Question

Please help me! Last question!! Fan and Medal!

Answer 1

The function H(t) = -16t2 + vt + s shows the height H (t), in feet, of a projectile launched vertically from s feet above the ground after t seconds. The initial speed of the projectile is v feet per second.

Part A: The projectile was launched from a height of 100 feet with an initial velocity of 60 feet per second. Create an equation to find the time taken by the projectile to fall on the ground. (2 points)

Part B: What is the maximum height that the projectile will reach? Show your work. (2 points)

Part C: Another object moves in the air along the path of g(t) = 20 + 38.7t where g(t) is the height, in feet, of the object from the ground at time t seconds.

Use a table to find the approximate solution to the equation H(t) = g(t) and explain what the solution represents in the context of the problem? [Use the function H(t) obtained in Part A and estimate using integer values] (4 points)

Part D: Do H(t) and g(t) intersect when the projectile is going up or down and how do you know? (2 points)

Answer 2

I've already completed A

Answer 3

Hello again. Too bad we haven't yet finished the last two problems you posted.
In the present question, are you taking an ALGEBRAIC or a CALCULUS approach?

Answer 4

Please type out your equation for Part A, so that I can see how you've approached this problem.

Answer 5

I winged the last two problems because I have been in the same 5 question exam for coming up on 7 hours. I'm tired of it. I just need to put something logical for the answers, even if its not completely accurate, to get it submitted in the next 10 minutes.

Answer 6

A. h(t)=-16t^2+vt+s
h(t)=-16t^2+(80)t+(96)
h(t)=-16t^2+80t+96

Answer 7

Want to go back to them, or want to focus on the current problem set?

Answer 8

Current problem please. I have 10 minutes

Answer 9

Wouldn't that be h(t)=-16t^2+60t+100?

Answer 10

One of the faster ways of answering Part B would be to sketch the graph of h(t)=-16t^2+60t+100. You could "eyeball" the t value at which the ball reaches its max ht.

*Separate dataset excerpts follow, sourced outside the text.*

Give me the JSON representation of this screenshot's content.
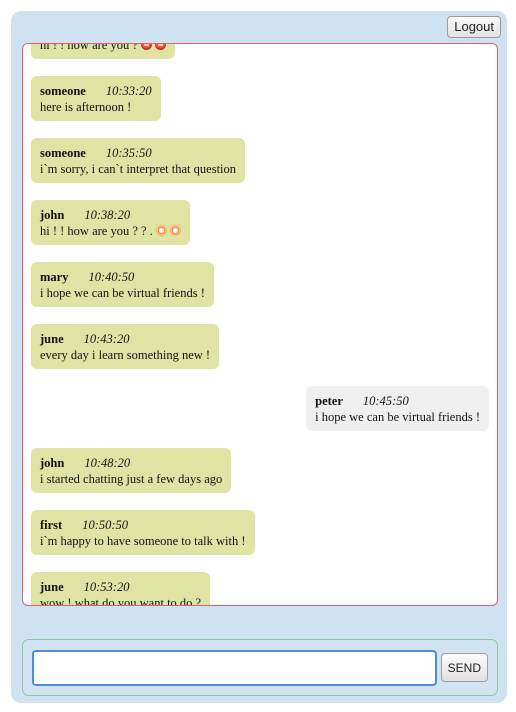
{
  "header": {
    "logout_label": "Logout"
  },
  "messages": [
    {
      "user": "",
      "time": "",
      "text": "hi ! ! how are you ?",
      "emojis": [
        "kiss-icon",
        "kiss-icon"
      ],
      "align": "left"
    },
    {
      "user": "someone",
      "time": "10:33:20",
      "text": "here is afternoon !",
      "emojis": [],
      "align": "left"
    },
    {
      "user": "someone",
      "time": "10:35:50",
      "text": "i`m sorry, i can`t interpret that question",
      "emojis": [],
      "align": "left"
    },
    {
      "user": "john",
      "time": "10:38:20",
      "text": "hi ! ! how are you ? ? .",
      "emojis": [
        "laugh-icon",
        "laugh-icon"
      ],
      "align": "left"
    },
    {
      "user": "mary",
      "time": "10:40:50",
      "text": "i hope we can be virtual friends !",
      "emojis": [],
      "align": "left"
    },
    {
      "user": "june",
      "time": "10:43:20",
      "text": "every day i learn something new !",
      "emojis": [],
      "align": "left"
    },
    {
      "user": "peter",
      "time": "10:45:50",
      "text": "i hope we can be virtual friends !",
      "emojis": [],
      "align": "right"
    },
    {
      "user": "john",
      "time": "10:48:20",
      "text": "i started chatting just a few days ago",
      "emojis": [],
      "align": "left"
    },
    {
      "user": "first",
      "time": "10:50:50",
      "text": "i`m happy to have someone to talk with !",
      "emojis": [],
      "align": "left"
    },
    {
      "user": "june",
      "time": "10:53:20",
      "text": "wow ! what do you want to do ?",
      "emojis": [],
      "align": "left"
    }
  ],
  "composer": {
    "value": "",
    "placeholder": "",
    "send_label": "SEND"
  },
  "colors": {
    "frame_bg": "#cfe2f1",
    "chat_border": "#d9646f",
    "bubble_other": "#dfe4a5",
    "bubble_self": "#efefef",
    "input_border": "#4a8fd9",
    "composer_border": "#8ec79a"
  }
}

Algebraically, use the vertex formula t=-b/(2a) to determine the t coordinate of the point representing the max ht.

Answer 11

If you happen to know Calculus, take the derivative of H and set it equal to zero; then solve for t.

Which of these approaches would be most comfortable for you?

Answer 12

So by graphing it, I can see that the max height is about 156

Answer 13

Sounds reasonable. And at what time does that max ht occur? Draw a line straight down to the t axis from the point repr. the max. ht.

Answer 14

I estimate this time to lie between 1 and 2 secs.; What about you?

Answer 15

It happens at 5 seconds, roughly.

Answer 16

Unfortunately, there's a big discrepancy there.

Look at h(t)=-16t^2+60t+100.

What are the values of the coeff. a, b and c?

Answer 17

Once you have them, calculate t=-b/(2a).

Answer 18

that would give you the time coordinate of the vertex of this inverted parabola.

Answer 19

Review: x=-b/(2a) gives us the x coordinate of the vertex of the graph of y=ax^2+bx+c.

Here, you want t=-b/(2a) for h(t)=-16t^2+60t+100. Here a=-16, b=60. Please find
t=-b/(2a).

Answer 20

The question isn't asking me for time, only max height. I'm just going to move on to pt C because i'm so fed up with this exam. Can you help me with part C?

Answer 21

Sure. The idea is: in B you find the time at which the projectile reaches max ht, and once you have that time (1 7/8 sec), you substitute it into the equation -16t^2+60t+100 to obtain the max ht. So I was indeed focusing on helping you to solve this problem.

Answer 22

Now I'm going to look at Part C.

Answer 23

Sorry...typed a lot, then lost it when OpenStudy went AWOL for a few secs.

Answer 24

Basically, y ou are asked to equate h(t) and g(t).

In other words, you equate -16t^2+60t+100 to 20+38.7t and try to solve that for t.
Can you do that?
Doing so will be much like the previous problem (which we abandoned). OR ... better ... you could simply graph these 2 equations and estimate the time at which the graphs cross one another.

Answer 25

If you have a graphing calc., by all means use it.

Answer 26

They wont intersect because the second equation goes up to 256

Answer 27

Have you a graphing calc? Again, if yes, please use it. sorry to be pushing your idea aside, but I don't thing your 'goes up to 256' statement is relevant here.

Answer 28

The equation -16t^2+60t+100=20+38.7t does have a solution; the 2 curves do intersect; they intersect at approx. t=3.

Answer 29

Again, OpenStudy was down and we lost valuable time because of that.